Three decades ago, an Israeli prime minister faced his cabinet and invoked the Holocaust in an emotional appeal to approve an air strike against an Arab atomic reactor.

Menachem Begin got the nod, cautioning that a nuclear-armed Iraq under Saddam Hussein would pose a threat to the existence of the Jewish state. On June 7, 1981, Israeli warplanes destroyed the nuclear facility near Baghdad.

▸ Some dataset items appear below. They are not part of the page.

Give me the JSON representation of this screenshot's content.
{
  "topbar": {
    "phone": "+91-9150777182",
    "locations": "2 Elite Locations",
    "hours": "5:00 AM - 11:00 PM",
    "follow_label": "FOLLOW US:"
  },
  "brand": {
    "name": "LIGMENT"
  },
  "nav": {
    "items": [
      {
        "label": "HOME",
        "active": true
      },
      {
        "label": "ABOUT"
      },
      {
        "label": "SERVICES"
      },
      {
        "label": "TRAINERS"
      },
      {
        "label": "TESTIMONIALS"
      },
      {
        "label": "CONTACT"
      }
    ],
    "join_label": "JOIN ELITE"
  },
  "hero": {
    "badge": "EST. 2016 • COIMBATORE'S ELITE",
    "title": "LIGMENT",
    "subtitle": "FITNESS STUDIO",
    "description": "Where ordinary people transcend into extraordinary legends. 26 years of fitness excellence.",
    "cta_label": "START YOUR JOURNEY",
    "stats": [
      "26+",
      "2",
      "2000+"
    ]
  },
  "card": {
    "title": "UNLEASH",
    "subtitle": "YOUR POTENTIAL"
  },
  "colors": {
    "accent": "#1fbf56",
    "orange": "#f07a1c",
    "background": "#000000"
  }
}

The current prime minister, Benjamin Netanyahu, would also need ministerial backing, from his 15-member security cabinet, should he seek to attack Iran, despite Washington's warnings of the risks to the global economy and U.S. regional interests.

 

Precedents such as the bombing in Iraq and a similar 2007 sortie against Syria, suggest that Netanyahu, fearing for operational secrecy given Israel's talkative political culture, would count on the reduced government forum to represent cross-partisan agreement on any risky mission against Iran.

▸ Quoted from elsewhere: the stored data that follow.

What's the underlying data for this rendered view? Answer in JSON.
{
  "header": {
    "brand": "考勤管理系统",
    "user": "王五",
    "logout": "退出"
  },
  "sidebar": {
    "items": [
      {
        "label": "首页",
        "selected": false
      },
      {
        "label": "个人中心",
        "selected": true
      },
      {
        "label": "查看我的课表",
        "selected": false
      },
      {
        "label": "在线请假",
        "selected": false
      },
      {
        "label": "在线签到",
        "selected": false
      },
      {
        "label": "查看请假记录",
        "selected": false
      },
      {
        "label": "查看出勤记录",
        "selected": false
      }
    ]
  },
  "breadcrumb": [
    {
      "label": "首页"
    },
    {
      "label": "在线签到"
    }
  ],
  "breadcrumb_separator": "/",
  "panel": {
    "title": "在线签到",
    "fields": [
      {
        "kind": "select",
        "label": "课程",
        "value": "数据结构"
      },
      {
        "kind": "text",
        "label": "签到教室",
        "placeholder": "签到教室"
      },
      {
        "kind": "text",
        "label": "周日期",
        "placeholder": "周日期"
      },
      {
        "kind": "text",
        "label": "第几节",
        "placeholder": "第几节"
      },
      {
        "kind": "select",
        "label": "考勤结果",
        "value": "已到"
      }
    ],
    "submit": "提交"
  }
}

Much would hinge on whether he would deem striking Iranian nuclear sites an "operation" and thus sidestep a decade-old Israeli law requiring the full cabinet ratify the launching of a war.

 

"In the State of Israel, any process of a military operation, and any military move, undergoes the approval of the security cabinet and in certain cases, the full cabinet," Vice Prime Minister Moshe Yaalon said on Sunday when asked in an interview how a green-light to attack Iran might be given.

 

"In any event, the decision is not made by two people, nor three, nor eight," he told Israel's Army Radio on Sunday, alluding to media speculation that Netanyahu might make do with conferring with his defense minister, or with the foreign minister as well, or with his eight-member inner council.

 

U.S. President Barack Obama, with whom Netanyahu has had a frosty relationship, said on Sunday he did not believe Israel has made a decision on a course of action towards Iran. Washington, Obama said, was not taking any options off the table to prevent Iran from becoming a nuclear power.

 

Tehran says it is enriching uranium for peaceful purposes and has accused Israel, widely believed to have the only nuclear arsenal in the Middle East, of hypocrisy. It has threatened to wipe Israel out and, more recently, to retaliate against U.S. and European sanctions on its finances and oil sales.

 

IN THE DARK

 

In 1981, Begin kept both the Knesset plenum and a key parliamentary security panel in the dark about the planned F-16 sneak attack, explaining later that he could not trust lawmakers not to leak details to the media.

 

The air force chief at the time, David Ivry, said the mission was approved by the security cabinet and then the full cabinet, with all present being asked to sign secrecy contracts.netenyahoo_copy

 

"First came the approval in principle, and then the detailed discussions and briefings," Ivry told Reuters.

 

A briefing paper presented to Begin's cabinet ministers by Israeli military intelligence cautioned that Washington might respond to an attack against Iraq by clamping an arms embargo on Israel, according to "Tammuz in Flames," a 1993 book on the operation by Israeli journalist Shlomo Nakdimon, whose manuscript was reviewed by close Begin aides.

 

But with just one holdout, and over opposition by Israel's Mossad spy chief, the ministers voted in favor of the attack, which destroyed the French-built reactor without the loss of a single Israeli plane.

 

"The memory of the Holocaust in which six million Jews perished remained before (Begin's) eyes throughout all the discussions," Moshe Nissim, a cabinet minister at the time, wrote in his own book about the strike.

 

"He underscored the fact that this action was saving thousands of Israeli children from the claws of the Butcher of Baghdad," Nissim wrote.